I’ve been reading my friend Margaret Paxson’s book, Solovyovo: The Story of Memory in a Russian Village. Paxson, an anthropologist, watched, interviewed and listened to the villagers of Solovyovo for many months to learn how they related to each other, to their land and to the past.

Yesterday, shortly before going to a dinner party with some other writers, I read a section on currency, debt and exchange.

In a village where people grow their own vegetables, raise animals, keep bees, produce their own alcohol, fetch their own water, and build their own houses, it’s fair to ask what the value of money is. In Solovyovo, one needs money to buy things like grain, heating fuel, radios, televisions, but cash is not the primary, purest or most “comfortable” form of currency. Rather than pay one another in rubles, Solovyovo’s villagers prefer to exchange meat for vodka, honey for cheese, or milk for a few hours of help in the potato field. Debts are settled through deeds and other goods. Money, as much as possible, doesn’t enter the calculation.

So, with my friend’s description of this alternate economy in mind, I set off to my writers’ dinner party.

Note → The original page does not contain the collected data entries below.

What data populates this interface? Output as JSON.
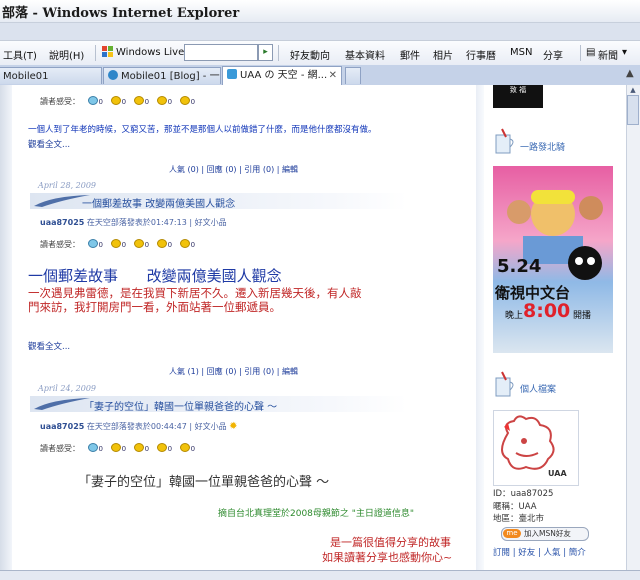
{
  "window": {
    "title": "部落 - Windows Internet Explorer"
  },
  "menu": {
    "tools": "工具(T)",
    "help": "說明(H)",
    "windows_live": "Windows Live",
    "search_placeholder": "",
    "items": [
      "好友動向",
      "基本資料",
      "郵件",
      "相片",
      "行事曆",
      "MSN",
      "分享"
    ],
    "news": "新聞"
  },
  "tabs": [
    {
      "label": "Mobile01"
    },
    {
      "label": "Mobile01 [Blog] - 一路..."
    },
    {
      "label": "UAA の 天空 - 網..."
    }
  ],
  "post0": {
    "reader_label": "讀者感受：",
    "counts": [
      "0",
      "0",
      "0",
      "0",
      "0"
    ],
    "excerpt": "一個人到了年老的時候，又窮又苦，那並不是那個人以前做錯了什麼，而是他什麼都沒有做。",
    "more": "觀看全文...",
    "stats": "人氣 (0) | 回應 (0) | 引用 (0) | 編輯"
  },
  "post1": {
    "date": "April 28, 2009",
    "title": "一個郵差故事  改變兩億美國人觀念",
    "meta_user": "uaa87025",
    "meta_rest": " 在天空部落發表於01:47:13 | 好文小品",
    "reader_label": "讀者感受：",
    "counts": [
      "0",
      "0",
      "0",
      "0",
      "0"
    ],
    "big_title": "一個郵差故事      改變兩億美國人觀念",
    "body_line1": "一次遇見弗雷德，是在我買下新居不久。遷入新居幾天後，有人敲",
    "body_line2": "門來訪，我打開房門一看，外面站著一位郵遞員。",
    "more": "觀看全文...",
    "stats": "人氣 (1) | 回應 (0) | 引用 (0) | 編輯"
  },
  "post2": {
    "date": "April 24, 2009",
    "title": "「妻子的空位」韓國一位單親爸爸的心聲 ～",
    "meta_user": "uaa87025",
    "meta_rest": " 在天空部落發表於00:44:47 | 好文小品",
    "reader_label": "讀者感受：",
    "counts": [
      "0",
      "0",
      "0",
      "0",
      "0"
    ],
    "big_title": "「妻子的空位」韓國一位單親爸爸的心聲 ～",
    "source": "摘自台北真理堂於2008母親節之 \"主日證道信息\"",
    "body_line1": "是一篇很值得分享的故事",
    "body_line2": "如果讀著分享也感動你心~"
  },
  "sidebar": {
    "ad_caption": "衛視中文台",
    "ad_date": "5.24",
    "ad_time_label": "晚上",
    "ad_time": "8:00",
    "ad_time_suffix": "開播",
    "ride_title": "一路發北騎",
    "profile_title": "個人檔案",
    "profile_name": "UAA",
    "id_label": "ID：",
    "id_value": "uaa87025",
    "nick_label": "暱稱：",
    "nick_value": "UAA",
    "area_label": "地區：",
    "area_value": "臺北市",
    "msn_button": "加入MSN好友",
    "links": "訂閱 | 好友 | 人氣 | 簡介",
    "top_caption": "致 福"
  },
  "colors": {
    "accent": "#3c6bb4",
    "link": "#1c3b9a",
    "title_red": "#c02727",
    "title_blue": "#1f3aa5",
    "green": "#2d8a2d"
  }
}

Over food and wine, shared our stories: we told what had brought us to writing, how we organized our workdays, and we outlined the decisions each of us had made to create room for writing in our lives. Finally, toward the end of the evening, the talk turned to finances and the concept of work. The discussion was sparked by the description of one author as a “working mother,” when she practiced no profession other than writing. Was this a fair description of a woman who writes and raises kids, but who may not earn a whole heck of a lot?

Several questions arose for me as a result of that discussion: Is writing only “real” or “valuable” or even “work” if it pays the rent? Should an author’s work conditions be taken into consideration before we judge a piece of writing? Does it matter, in other words, whether a writer’s life is tough or cushy? (Tolstoy was rich; Kafka was relatively poor. Should we care?) Is the sum of one’s life’s work measured only in dollars, or is there another currency we can use?

What can the villagers of Solovyovo teach us in this regard?